3. Partial Payments. If the Borrower makes only a partial principal, interest or
fee payment to GMC under the Loan Papers, Purchaser shall be entitled to receive
an amount equal to Purchaser's Pro Rata part of such payment.
4. Payments to Purchaser. Purchaser's share of each interest, principal,
reimbursement, or fee payment shall be received by GMC in trust on behalf of
Purchaser and shall be paid to Purchaser by check within ten (10) days after
receiving the applicable payment from Borrower.
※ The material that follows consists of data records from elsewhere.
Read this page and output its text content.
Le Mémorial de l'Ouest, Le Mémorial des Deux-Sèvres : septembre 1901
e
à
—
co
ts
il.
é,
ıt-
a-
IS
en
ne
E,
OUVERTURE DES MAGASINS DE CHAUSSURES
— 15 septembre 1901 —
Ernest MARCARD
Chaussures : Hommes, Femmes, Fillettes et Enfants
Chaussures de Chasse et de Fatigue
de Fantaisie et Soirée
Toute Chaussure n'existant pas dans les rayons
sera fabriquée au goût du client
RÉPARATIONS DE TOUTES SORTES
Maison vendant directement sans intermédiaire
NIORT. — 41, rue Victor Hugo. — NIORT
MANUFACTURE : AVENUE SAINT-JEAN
5. Required Repayments to the Borrower. Purchaser shall repay to GMC any sums
paid to GMC by the Borrower and distributed by GMC to Purchaser which GMC shall
be required to return to the Borrower or to any receiver, trustee, or custodian
for the Borrower. In the event Purchaser fails or refuses to make any such
payment or fails or refuses to pay its Pro Rata Part of the Loan (as required in
Paragraph 2) to GMC directly, GMC shall be entitled to fund Purchaser's portion
of such payment and offset against Purchaser's portion of all sums received by
GMC under Paragraph 1 until reimbursed therefor by Purchaser. Furthermore, any
such amount paid by GMC on behalf of Purchaser shall be payable to GMC on demand
and shall bear interest for each day from the date of such payment until it is
repaid by Purchaser at the highest rate allowed by law.
6. Fees and Expenses. Purchaser shall pay its Pro Rata Part of all reasonable
attorneys' fees and other expenses incurred by GMC in connection with the
enforcement of the obligations of the Borrower under any Loan Paper, and
Purchaser shall be entitled to its Pro Rata Part of any payment subsequently
received by GMC with respect to such fees and expenses.
7. No Ability of Purchaser to Enforce the Loan Papers. Purchaser hereby agrees
that it shall not have any right or responsibility to enforce the obligations of
the Borrower or any other participation in the Loan Papers, and except as
expressly provided herein to the contrary, all rights pursuant to the Loan
Papers (or otherwise) of GMC to secure payment of the obligations of the
Borrower under the Loan Papers shall be so held and such rights shall be
exercised solely by and at the option of GMC for the ratable benefit of GMC,
Purchaser, and any other participants in such Loan (collectively, "Lenders").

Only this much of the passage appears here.